Department of Dermatology, Tohoku University Graduate School of Medicine, Sendai, Japan.
J Dermatol. 2020 Jun;47(6):654-657. doi: 10.1111/1346-8138.15346. Epub 2020 Apr 15.
Various serious adverse events (AE) have been reported to occur at a high rate in patients treated with BRAF plus mitogen-activated protein kinase kinase (MEK) inhibitor combination therapy, but their subtypes differ among the BRAF/MEK inhibitors. Pyrexia or a spike of fever are well-known AE of BRAF inhibitors, with or without MEK inhibitors, and have been reported to have a high incidence after dabrafenib/trametinib, but not after encorafenib/binimetinib. In this report, we describe three cases of severe pyrexia in nivolumab-resistant advanced melanoma after successful combined therapy with encorafenib plus binimetinib. Interestingly, in all cases, the serum levels of soluble CD163 C-X-C motif chemokine (CXCL)9, CXCL10 and CXCL11, which are known biomarkers for adult-onset Still's disease (AOSD), increased in parallel with the development of pyrexia. Our present cases suggest that pyrexia caused by BRAF/MEK inhibitors may possess a similar pathophysiology as that of AOSD.

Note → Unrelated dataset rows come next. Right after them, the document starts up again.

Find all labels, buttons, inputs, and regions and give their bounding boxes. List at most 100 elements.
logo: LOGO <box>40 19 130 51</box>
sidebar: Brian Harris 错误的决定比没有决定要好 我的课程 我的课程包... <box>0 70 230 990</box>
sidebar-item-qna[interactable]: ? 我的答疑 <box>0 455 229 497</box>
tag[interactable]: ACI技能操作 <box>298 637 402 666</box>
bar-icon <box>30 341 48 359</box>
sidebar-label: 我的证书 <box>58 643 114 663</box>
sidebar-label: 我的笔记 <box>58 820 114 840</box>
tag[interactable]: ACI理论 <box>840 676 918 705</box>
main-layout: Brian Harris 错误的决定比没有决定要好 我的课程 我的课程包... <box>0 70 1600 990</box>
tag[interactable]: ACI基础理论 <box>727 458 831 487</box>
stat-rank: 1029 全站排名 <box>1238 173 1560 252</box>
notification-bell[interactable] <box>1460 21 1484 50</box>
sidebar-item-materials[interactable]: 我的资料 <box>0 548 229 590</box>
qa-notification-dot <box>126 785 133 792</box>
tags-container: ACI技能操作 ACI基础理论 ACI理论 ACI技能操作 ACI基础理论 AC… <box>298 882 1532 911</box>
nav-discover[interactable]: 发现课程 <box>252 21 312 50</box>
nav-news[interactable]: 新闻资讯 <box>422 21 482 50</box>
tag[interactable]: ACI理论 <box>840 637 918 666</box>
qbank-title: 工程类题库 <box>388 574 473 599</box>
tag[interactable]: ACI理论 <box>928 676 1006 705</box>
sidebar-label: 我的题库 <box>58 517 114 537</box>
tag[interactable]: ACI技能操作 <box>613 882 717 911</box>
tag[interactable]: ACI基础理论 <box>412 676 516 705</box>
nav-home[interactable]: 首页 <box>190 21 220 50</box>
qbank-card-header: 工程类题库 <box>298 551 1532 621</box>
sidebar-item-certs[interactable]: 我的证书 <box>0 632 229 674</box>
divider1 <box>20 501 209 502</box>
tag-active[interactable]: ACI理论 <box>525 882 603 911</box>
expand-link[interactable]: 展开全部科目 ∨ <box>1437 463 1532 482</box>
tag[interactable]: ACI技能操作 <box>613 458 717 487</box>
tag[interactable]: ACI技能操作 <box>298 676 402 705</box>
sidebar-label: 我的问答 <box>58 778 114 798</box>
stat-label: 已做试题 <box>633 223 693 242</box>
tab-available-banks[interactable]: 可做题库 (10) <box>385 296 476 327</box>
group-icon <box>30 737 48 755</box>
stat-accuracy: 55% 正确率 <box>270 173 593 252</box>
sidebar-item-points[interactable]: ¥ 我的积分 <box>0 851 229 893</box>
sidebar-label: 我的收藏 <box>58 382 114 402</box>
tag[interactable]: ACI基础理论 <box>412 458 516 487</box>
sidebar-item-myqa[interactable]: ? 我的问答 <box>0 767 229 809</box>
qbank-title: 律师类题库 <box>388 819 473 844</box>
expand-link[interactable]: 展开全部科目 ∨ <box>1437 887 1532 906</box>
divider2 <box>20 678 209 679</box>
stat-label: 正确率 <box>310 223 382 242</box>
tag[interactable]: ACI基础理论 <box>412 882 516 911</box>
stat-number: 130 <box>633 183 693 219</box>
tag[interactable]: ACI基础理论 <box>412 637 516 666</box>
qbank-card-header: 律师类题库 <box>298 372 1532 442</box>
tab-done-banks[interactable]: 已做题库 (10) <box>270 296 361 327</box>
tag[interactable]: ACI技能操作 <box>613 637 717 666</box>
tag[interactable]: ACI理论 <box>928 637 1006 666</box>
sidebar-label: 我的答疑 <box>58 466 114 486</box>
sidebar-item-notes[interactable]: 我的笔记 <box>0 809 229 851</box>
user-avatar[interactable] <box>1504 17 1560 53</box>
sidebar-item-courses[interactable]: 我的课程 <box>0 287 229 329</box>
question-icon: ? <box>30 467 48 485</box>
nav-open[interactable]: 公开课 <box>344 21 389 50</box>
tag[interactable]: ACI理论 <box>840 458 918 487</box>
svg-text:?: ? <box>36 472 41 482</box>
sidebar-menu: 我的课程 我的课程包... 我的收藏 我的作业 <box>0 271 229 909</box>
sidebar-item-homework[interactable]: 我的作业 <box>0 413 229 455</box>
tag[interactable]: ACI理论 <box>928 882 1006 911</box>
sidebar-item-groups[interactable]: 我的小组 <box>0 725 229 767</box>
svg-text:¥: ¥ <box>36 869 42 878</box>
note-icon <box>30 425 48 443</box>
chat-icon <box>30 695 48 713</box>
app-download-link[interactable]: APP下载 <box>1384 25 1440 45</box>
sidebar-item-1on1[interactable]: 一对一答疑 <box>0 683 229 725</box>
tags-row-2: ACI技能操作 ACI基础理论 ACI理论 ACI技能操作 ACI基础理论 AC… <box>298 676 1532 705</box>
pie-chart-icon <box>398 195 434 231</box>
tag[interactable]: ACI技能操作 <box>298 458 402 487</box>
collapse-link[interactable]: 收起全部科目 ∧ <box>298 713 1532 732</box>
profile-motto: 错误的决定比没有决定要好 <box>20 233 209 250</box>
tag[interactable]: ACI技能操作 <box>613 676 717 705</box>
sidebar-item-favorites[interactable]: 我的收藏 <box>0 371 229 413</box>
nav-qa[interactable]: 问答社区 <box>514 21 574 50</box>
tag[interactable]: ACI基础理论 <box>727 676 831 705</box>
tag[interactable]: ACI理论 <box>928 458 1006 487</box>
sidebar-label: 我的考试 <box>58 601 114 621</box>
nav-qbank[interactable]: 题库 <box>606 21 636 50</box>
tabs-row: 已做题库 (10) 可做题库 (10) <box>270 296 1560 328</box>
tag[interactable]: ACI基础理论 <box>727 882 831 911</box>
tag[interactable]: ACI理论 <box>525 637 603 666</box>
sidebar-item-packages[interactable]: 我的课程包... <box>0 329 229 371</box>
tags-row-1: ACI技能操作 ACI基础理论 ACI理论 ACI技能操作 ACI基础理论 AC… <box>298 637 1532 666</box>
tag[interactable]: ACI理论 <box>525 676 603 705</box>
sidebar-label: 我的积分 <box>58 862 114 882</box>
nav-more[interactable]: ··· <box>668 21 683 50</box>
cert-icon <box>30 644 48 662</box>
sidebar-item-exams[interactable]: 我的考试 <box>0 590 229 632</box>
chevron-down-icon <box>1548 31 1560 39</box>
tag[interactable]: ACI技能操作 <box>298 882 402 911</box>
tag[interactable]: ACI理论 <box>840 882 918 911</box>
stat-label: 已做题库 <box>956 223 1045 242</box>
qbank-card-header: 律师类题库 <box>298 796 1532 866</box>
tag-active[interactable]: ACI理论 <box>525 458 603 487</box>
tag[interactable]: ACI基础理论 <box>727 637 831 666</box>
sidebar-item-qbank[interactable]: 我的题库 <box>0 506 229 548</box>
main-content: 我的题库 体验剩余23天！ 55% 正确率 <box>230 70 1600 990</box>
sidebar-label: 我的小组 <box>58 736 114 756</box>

各种严重的不良反应(AE)已被报道在接受 BRAF 加丝裂原活化蛋白激酶激酶(MEK)抑制剂联合治疗的患者中以高频率发生,但它们的亚型在 BRAF/MEK 抑制剂之间有所不同。发热或高热是 BRAF 抑制剂的众所周知的 AE,无论是否有 MEK 抑制剂,在 dabrafenib/trametinib 后已被报道有高发生率,但 encorafenib/binimetinib 后则没有。在本报告中,我们描述了三例在 nivolumab 耐药性晚期黑色素瘤患者中成功接受 encorafenib 加 binimetinib 联合治疗后出现严重发热的病例。有趣的是,在所有病例中,已知作为成人Still 病(AOSD)的生物标志物的可溶性 CD163 C-X-C 基序趋化因子(CXCL)9、CXCL10 和 CXCL11 的血清水平与发热的发展平行增加。我们目前的病例表明,BRAF/MEK 抑制剂引起的发热可能具有与 AOSD 相似的病理生理学。